Related Topics: Apache Web Server Journal

Apache Web Server: Article

Open-source vs. Microsoft tools for business-app implementation, Part 2

Installing Cocoon and its related files is a snap... but we still need your two cents

(LinuxWorld) — So far I've not received much feedback on the key business issues in the first Cocoon article, although quite a lot of comment has come in on two cost related issues: the impact Microsoft licensing has on hardware choices and the need to use BizTalk.

No one questioned the notion that you'd put all of the applications on the same box on the Unix side, but several people wanted to know why I put everything on one box instead of using an N-tier architecture for the Windows side.

There are two answers to that:

  1. First, I didn't want to load the comparison against Windows by using Windows SMP (a.k.a. the rackmount) to get inter-application isolation. I think doing that would drive up Windows-side costs quite dramatically and be considered unfair, particularly when we look at the complexities of recoverability and synchronization in a two-site environment.
  2. More importantly, there's a technical-management reason that starts with a negative. The applications don't need separate CPU and memory resources because they generally operate as a pipeline (meaning that first one is busy, then the next, and so on — rather than all of them competing for CPU and memory resources at the same time).
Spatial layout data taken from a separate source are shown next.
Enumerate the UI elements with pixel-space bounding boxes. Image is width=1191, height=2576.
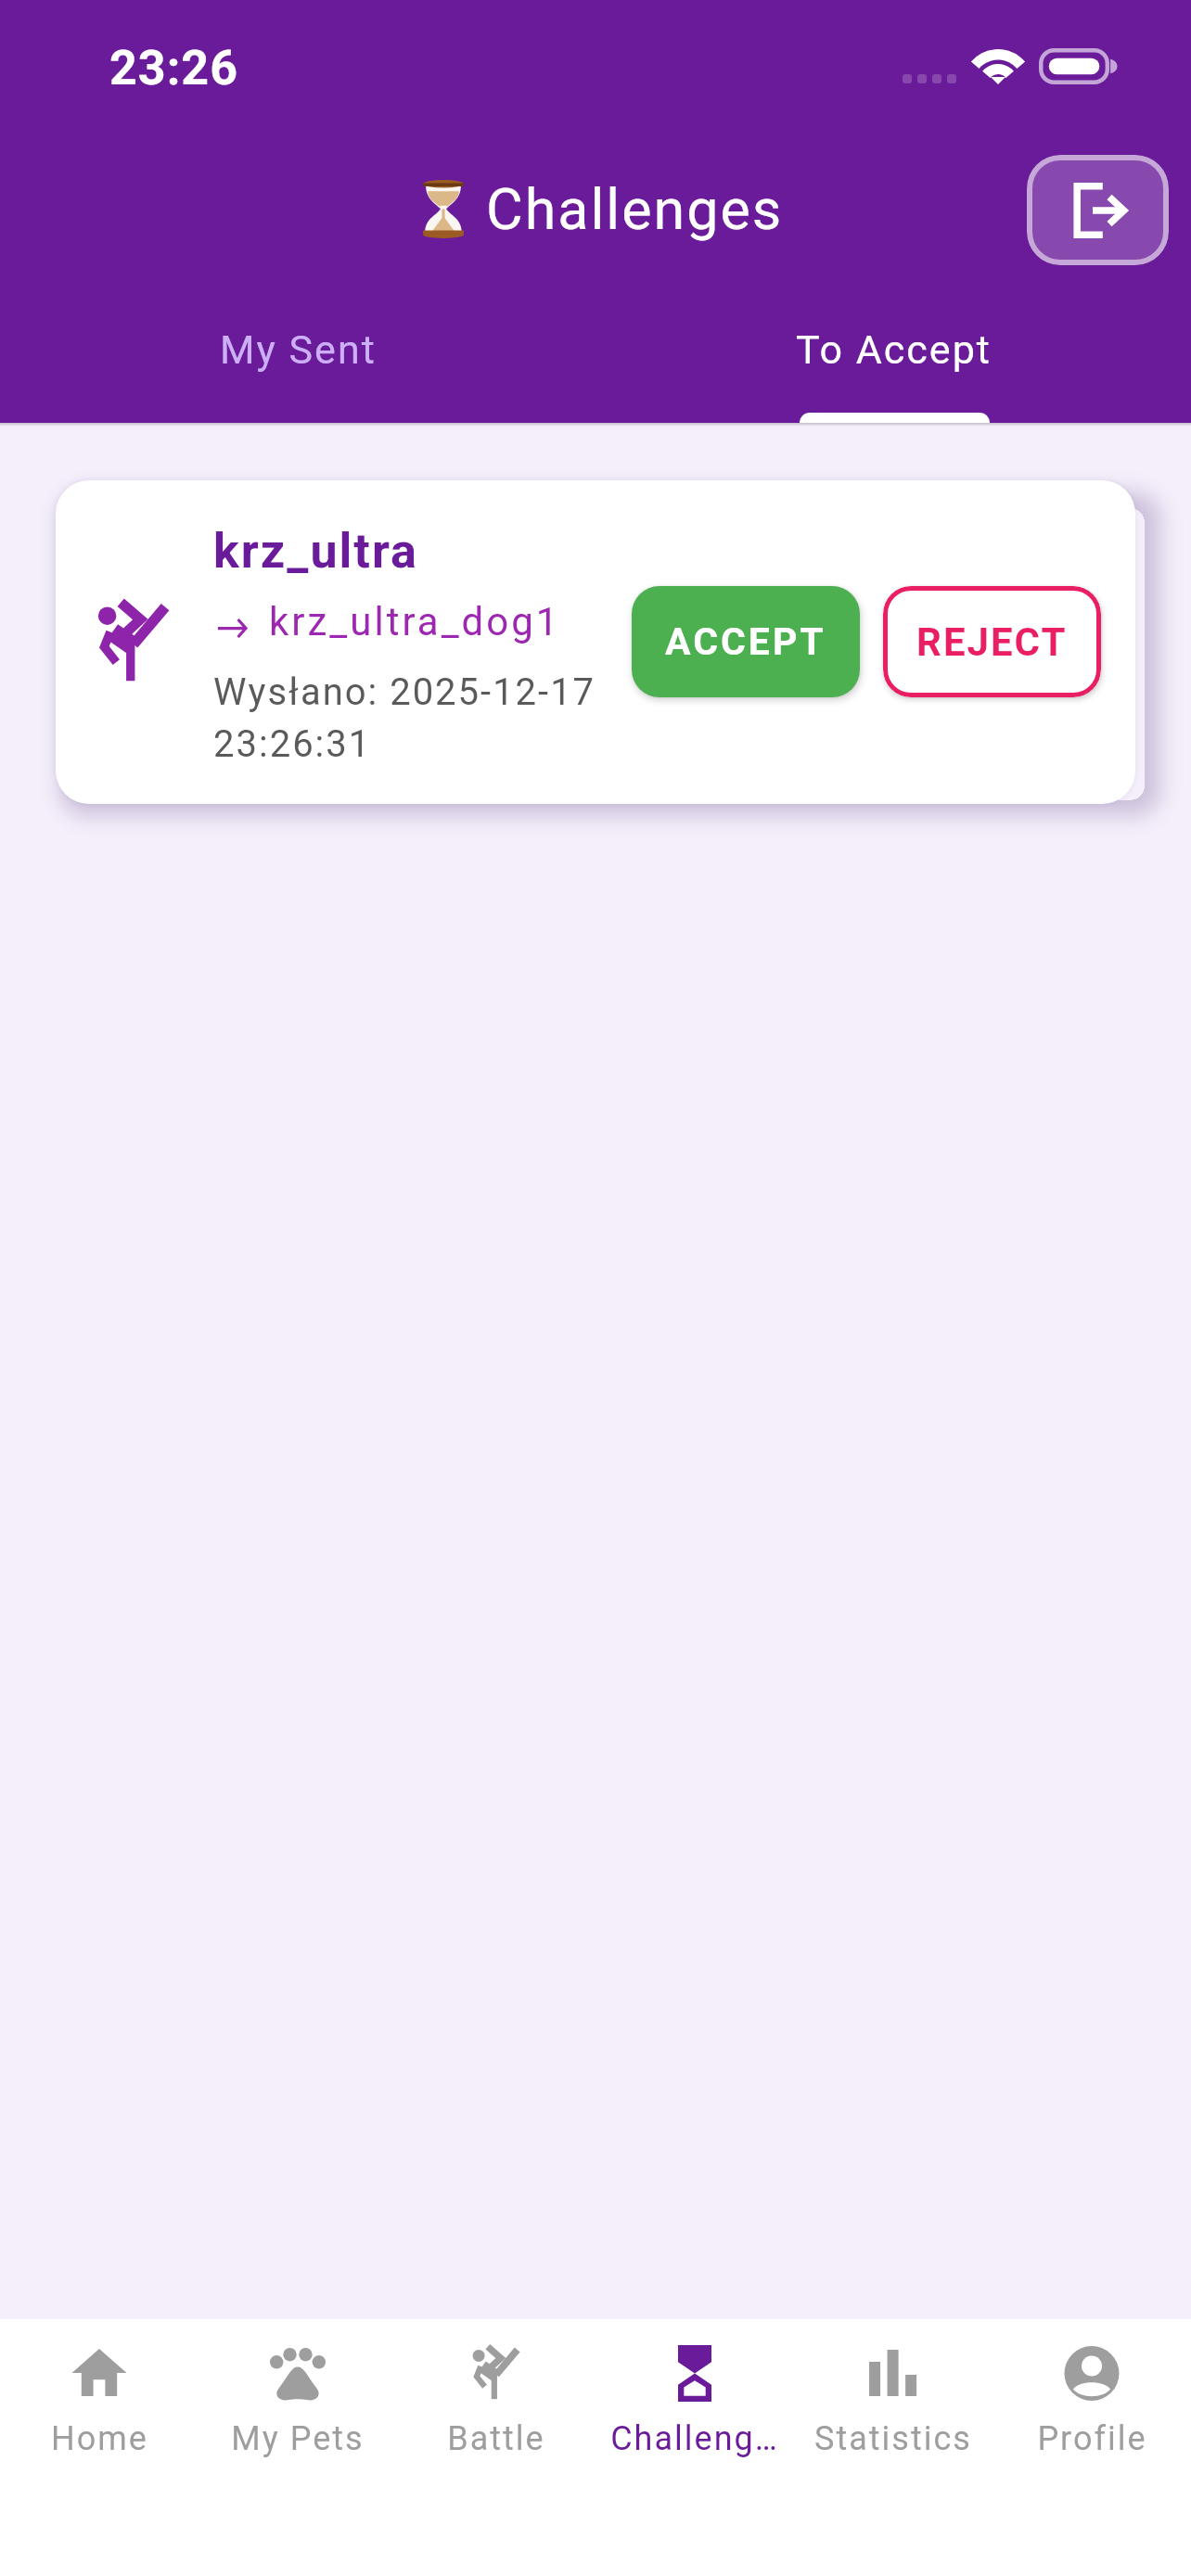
staticText: Challeng… [610, 2419, 779, 2458]
button[interactable]: Home [0, 2319, 198, 2458]
button[interactable]: Profile [992, 2319, 1191, 2458]
button[interactable]: ACCEPT [632, 586, 860, 697]
staticText: ACCEPT [665, 619, 826, 664]
button[interactable]: My Pets [198, 2319, 397, 2458]
button[interactable]: Battle [397, 2319, 596, 2458]
staticText: REJECT [916, 619, 1068, 665]
button[interactable]: My Sent [0, 313, 596, 423]
button[interactable]: Challeng… [596, 2319, 794, 2458]
staticText: To Accept [796, 326, 992, 373]
staticText: My Pets [231, 2419, 365, 2458]
button[interactable]: To Accept [596, 313, 1191, 423]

Because there's no resource requirement for separate computers, I can get significant managerial simplification by putting everything on one machine.

Help! We need your feedback!
This little series about doing something fairly hard in both a Linux and a Windows environment depends on relevance and facts from reader contributions. If you've worked with or are thinking of working with either toolset, please contact the author. If you know someone with experience to share, particularly on the Windows side, please ask them to read this article.

The complexity I'm trying to avoid comes from the need to maintain a very high level of confidence in the integrity of the data stored. Because most security-related problems arise due to internal action, the ability to avoid the additional points of vulnerability that go with the rackmount — things like second network cards — seems highly desirable.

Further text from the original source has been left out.